Prof. Eming leads a program of research into tissue damage and repair encompassing basic structure/function analysis, in vivo models, and human disease. The group has longstanding expertise in cell-cell and cell-matrix interactions relevant to various aspects of tissue remodeling and repair. A wide range of in vitro and in vivo models allows the team to analyze the function and crosstalk of diverse types of skin cell. Methods include a number of cell systems (monolayer cultures, complex co-cultures), as well as genetically modified mouse models and preclinical disease models combined with proteomics, gene expression analysis, and imaging techniques.
Figure 1: Identification of plasmin cleavage sites within the Heparin binding domain of VEGF-A165 and PLGF-1/-2, and generation of novel proteolysis resistant VEGF mutants with pro-angiogenic activity. A) VEGF-A165 and PLGF-1/-2 degradation products were isolated in exsudates obtained from human non-healing Venous leg ulcers. Plasmin cleavage sites were idientified by LC-MS/MS analysis. B) Site directed mutagenesis substituted Arg110 with Ala110 in VEGF-A165, yielding a plasmin-resistant VEGF-A mutant with higher stability and binding affinity to heparin sulfate proteoglycans in the chronic wound environment which ultimately improved the pro-angiogenic activity.
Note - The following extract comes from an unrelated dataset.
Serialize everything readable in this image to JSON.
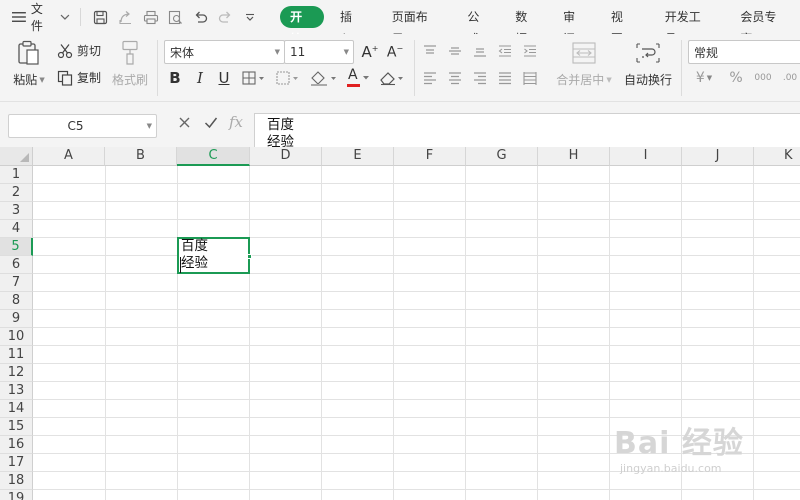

Figure 2: Engineering the growth factor microenvironment with fibronectin domains to promote wound healing. A) Generation of a novel bi-functional protein (FNIII10-VEGF) consisting of the 10th type III domain of fibronectin (FNIII10) fused to VEGF-A165 (VEGF) with potentiated angiogenic activity. FNIII10-VEGF activates simultaneously VEGF-receptor 2 and αvβ3 integrins in endothelial cells resulting in synergistic downstream effects. B) FNIII10-VEGF promotes cell spreading, clustering of αvβ3 integrins and Rac1 activation.
Figure 3: Macrophages are the prevailing VEGF-A source during the early wound healing phase. A) X-Gal staining of unwounded and wounded skin of VEGF-lacZ reporter mice. B) X-Gal+ wound cells were isolated and analyzed by FACS. A fraction of approximately 20% of all macrophages at the wound site expresses VEGF-A.